The New England Institute of Art
- Former names: Norm Prescott School of Broadcasting; The Northeast Broadcasting School; The Northeast College of Communications; Massachusetts Communications College; The New England Institute of Art & Communications
- Type: Private for-profit art school
- Active: 1952–2017
- Parent institution: The Art Institutes, EDMC
- President: Tad Hadley
- Academic staff: 191
- Students: 450
- Location: Brookline, Massachusetts, United States of America
- Website: www.artinstitutes.edu/boston

= New England Institute of Art =

Former for-profit art school as part of The Art Institutes

The New England Institute of Art (NEiA) was a private for-profit art school in Brookline, Massachusetts. The school was founded in 1952 as the Norm Prescott School of Broadcasting and was one of the 45 Art Institutes in North America. The school offered ten majors in art fields taught by professionals of those industries. Most recently, the institution offered nine Bachelor of Science degrees and three Associate in Science. It was accredited by the New England Association of Schools and Colleges. It ceased enrolling new students in 2015 and closed in 2017.

==History==
Founded in 1952, the New England Institute of Art was originally called the Norm Prescott School of Broadcasting. In 1962, the school was sold to Victor Best and renamed The Northeast Broadcasting School. Northeast Company Inc. bought the school in 1988; at that time the curriculum was only a diploma in Radio and Television Broadcasting. Not until July 1991 did the school offer a second diploma in Recording Arts. By this time the name had been changed to Northeast College of Communications.

By September 1995 the school was granted the authority to offer Associates of Science degrees in Broadcasting and Recording Arts. 1997 brought yet another change of the name to Massachusetts Communications College. During 1998 three more associate degrees became available: Communications Studies, Multimedia Communications, and Internet Communications.

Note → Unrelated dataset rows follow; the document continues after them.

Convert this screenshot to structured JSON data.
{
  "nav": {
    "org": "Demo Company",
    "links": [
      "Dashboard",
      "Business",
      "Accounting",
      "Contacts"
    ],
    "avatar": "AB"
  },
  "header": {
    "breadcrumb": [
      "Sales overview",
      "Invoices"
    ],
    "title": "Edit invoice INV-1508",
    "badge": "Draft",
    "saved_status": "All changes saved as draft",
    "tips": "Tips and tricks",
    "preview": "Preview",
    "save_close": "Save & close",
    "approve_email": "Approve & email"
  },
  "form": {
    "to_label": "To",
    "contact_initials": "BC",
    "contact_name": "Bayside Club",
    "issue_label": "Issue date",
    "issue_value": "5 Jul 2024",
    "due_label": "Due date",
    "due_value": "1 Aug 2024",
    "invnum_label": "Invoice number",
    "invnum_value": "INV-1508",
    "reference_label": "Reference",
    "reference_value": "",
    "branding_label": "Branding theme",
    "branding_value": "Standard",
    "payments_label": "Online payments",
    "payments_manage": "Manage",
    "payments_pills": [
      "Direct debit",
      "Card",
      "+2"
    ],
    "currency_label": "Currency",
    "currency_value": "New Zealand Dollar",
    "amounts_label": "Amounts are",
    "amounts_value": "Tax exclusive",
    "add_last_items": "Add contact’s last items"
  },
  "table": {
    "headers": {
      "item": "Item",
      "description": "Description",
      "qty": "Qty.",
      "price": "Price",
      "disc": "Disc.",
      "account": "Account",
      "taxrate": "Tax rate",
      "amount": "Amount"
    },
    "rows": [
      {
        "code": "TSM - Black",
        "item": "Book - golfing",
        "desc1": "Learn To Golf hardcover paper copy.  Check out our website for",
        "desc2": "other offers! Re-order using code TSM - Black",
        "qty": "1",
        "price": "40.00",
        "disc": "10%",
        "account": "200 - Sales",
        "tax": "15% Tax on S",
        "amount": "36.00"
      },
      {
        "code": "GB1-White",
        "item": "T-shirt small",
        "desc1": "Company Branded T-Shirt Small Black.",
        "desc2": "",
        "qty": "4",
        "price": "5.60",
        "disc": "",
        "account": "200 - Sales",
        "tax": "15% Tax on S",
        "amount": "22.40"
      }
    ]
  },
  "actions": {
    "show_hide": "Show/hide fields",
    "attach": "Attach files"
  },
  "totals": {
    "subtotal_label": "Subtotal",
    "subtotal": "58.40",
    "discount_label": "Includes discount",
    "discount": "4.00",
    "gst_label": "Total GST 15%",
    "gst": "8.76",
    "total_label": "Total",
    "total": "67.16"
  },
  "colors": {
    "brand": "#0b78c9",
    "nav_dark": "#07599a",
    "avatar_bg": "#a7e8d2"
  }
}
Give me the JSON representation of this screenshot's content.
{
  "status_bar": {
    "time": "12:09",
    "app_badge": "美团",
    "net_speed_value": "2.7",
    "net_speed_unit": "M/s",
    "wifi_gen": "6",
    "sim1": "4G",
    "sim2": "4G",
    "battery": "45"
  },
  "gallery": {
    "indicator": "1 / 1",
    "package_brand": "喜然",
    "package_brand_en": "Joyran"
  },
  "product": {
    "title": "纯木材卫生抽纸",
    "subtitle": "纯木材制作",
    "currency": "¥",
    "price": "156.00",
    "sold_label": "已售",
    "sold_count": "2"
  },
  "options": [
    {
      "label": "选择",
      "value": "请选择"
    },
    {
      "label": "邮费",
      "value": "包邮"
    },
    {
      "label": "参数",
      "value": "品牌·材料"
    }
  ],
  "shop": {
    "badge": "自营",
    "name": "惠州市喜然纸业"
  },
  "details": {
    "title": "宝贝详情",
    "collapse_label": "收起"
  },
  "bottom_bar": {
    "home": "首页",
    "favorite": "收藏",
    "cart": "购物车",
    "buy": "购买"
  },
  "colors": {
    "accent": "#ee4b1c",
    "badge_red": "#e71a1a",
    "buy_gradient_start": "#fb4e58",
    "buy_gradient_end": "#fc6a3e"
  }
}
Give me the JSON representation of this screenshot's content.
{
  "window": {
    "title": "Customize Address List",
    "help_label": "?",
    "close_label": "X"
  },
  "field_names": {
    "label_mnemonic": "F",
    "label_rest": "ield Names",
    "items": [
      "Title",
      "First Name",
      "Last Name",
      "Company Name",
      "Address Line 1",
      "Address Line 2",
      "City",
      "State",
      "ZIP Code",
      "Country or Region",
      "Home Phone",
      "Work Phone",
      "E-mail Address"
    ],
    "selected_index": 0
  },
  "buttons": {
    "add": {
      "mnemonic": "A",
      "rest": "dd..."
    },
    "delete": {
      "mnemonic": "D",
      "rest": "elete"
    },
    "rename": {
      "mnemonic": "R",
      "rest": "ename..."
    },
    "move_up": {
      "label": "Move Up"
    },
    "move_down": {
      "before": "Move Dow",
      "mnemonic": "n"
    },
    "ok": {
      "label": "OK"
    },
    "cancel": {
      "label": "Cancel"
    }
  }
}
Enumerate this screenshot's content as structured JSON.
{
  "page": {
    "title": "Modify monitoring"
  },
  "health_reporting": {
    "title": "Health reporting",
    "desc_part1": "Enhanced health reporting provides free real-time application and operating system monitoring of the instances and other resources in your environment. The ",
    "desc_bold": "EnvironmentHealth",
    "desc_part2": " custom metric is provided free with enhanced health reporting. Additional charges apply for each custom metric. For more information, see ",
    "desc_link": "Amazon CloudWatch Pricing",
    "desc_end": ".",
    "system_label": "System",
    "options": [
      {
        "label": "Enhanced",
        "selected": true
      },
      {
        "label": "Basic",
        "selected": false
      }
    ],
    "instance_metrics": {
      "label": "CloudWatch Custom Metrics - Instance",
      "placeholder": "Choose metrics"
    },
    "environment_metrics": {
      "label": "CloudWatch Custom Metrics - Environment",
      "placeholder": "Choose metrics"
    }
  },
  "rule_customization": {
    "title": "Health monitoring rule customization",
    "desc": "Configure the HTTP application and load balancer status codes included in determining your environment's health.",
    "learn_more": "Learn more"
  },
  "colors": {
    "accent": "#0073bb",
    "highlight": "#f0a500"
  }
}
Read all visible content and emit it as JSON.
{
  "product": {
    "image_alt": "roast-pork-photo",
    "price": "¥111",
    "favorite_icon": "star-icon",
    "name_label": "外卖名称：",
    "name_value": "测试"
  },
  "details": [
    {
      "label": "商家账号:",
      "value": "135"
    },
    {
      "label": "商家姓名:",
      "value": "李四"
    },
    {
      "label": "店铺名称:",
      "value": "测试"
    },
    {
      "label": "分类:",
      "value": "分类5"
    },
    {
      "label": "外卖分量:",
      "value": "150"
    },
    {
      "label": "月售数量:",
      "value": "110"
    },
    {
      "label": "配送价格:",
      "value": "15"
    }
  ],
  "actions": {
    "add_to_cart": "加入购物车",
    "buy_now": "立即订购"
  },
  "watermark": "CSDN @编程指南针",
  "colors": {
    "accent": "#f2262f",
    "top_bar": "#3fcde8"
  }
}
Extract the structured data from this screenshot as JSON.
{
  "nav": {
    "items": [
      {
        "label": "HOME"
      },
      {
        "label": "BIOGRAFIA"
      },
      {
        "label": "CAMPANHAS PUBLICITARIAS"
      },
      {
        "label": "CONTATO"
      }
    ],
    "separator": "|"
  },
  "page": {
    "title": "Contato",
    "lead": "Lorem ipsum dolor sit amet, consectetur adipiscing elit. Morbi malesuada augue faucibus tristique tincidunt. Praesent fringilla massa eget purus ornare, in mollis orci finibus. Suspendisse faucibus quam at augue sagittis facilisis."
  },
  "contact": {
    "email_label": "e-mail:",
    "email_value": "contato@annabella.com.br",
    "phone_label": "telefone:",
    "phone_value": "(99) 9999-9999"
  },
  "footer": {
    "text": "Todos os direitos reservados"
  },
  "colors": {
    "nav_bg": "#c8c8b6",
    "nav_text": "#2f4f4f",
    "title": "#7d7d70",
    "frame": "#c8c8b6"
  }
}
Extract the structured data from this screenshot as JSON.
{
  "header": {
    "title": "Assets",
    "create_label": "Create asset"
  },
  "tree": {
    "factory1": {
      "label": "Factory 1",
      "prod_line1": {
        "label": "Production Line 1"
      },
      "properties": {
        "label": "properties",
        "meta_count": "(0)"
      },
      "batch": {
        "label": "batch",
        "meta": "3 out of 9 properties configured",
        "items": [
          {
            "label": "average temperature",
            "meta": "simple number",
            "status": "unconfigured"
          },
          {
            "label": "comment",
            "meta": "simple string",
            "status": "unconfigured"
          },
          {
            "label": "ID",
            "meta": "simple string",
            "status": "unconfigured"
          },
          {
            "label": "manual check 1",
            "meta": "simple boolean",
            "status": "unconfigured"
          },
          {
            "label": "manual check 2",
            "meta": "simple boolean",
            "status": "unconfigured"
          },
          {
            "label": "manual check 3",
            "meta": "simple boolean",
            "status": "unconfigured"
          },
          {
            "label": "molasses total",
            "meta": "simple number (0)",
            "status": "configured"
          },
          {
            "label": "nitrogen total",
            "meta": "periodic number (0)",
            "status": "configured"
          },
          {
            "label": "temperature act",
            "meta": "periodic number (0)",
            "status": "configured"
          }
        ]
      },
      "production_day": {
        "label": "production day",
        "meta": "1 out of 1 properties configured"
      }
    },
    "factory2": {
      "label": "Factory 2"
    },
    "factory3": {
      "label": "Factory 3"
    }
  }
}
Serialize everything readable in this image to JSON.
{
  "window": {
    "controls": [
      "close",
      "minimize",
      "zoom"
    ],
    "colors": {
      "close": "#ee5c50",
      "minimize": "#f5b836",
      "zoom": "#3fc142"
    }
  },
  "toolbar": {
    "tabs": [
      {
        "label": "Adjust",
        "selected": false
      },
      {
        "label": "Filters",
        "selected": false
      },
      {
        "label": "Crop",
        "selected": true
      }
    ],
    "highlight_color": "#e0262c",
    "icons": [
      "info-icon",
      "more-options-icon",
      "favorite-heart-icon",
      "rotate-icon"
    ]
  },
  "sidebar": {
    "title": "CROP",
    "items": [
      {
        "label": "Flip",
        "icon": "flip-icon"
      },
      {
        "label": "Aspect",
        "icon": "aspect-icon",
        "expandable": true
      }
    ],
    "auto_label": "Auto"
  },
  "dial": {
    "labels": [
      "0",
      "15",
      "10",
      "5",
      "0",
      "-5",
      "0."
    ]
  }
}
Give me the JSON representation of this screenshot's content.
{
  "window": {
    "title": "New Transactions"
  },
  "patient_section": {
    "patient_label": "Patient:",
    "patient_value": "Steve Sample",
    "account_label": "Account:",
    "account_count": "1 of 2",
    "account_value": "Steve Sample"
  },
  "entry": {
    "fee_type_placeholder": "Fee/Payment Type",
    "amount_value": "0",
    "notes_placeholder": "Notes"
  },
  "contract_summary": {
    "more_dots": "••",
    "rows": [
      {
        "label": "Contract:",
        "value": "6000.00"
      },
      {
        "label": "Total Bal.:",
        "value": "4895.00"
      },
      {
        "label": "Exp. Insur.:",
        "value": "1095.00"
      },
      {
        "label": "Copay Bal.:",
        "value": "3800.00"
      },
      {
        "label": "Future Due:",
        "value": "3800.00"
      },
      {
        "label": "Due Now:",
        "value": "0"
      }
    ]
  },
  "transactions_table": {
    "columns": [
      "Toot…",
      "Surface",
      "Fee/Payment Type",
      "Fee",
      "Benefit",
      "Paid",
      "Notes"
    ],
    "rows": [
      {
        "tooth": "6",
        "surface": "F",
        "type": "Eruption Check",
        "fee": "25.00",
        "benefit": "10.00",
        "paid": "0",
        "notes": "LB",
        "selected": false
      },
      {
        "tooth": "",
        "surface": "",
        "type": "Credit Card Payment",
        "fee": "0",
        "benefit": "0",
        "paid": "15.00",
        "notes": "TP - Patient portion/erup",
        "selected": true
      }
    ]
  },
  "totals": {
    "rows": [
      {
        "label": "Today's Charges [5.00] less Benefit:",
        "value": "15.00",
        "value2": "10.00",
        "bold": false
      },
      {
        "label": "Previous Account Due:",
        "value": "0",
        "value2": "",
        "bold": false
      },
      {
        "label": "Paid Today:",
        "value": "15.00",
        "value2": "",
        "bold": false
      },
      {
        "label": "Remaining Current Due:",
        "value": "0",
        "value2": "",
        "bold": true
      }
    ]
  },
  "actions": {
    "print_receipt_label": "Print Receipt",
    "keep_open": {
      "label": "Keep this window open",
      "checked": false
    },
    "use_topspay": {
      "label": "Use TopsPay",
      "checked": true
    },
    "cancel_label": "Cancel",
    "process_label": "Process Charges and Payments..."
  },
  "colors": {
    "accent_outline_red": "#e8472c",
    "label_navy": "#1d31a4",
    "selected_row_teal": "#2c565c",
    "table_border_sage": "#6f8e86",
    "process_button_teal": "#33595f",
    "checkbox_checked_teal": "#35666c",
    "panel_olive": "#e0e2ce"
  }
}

An associate degree in Graphic Design became available in June 2000, and in 2001 the school changed its name once again to The New England Institute of Art and Communications. In December 2001, the school started awarding Bachelor of Science degrees. The Center of Professional Development opened during 2002, allowing the school to award certificates. The board of trustees approved one more name change in May 2003: The New England Institute of Art. This name is chosen for it is felt this name better fits with the degrees offered. As of 2009, the school was accredited by the New England Association of Schools and Colleges through the Commission on Institutions of Higher Education.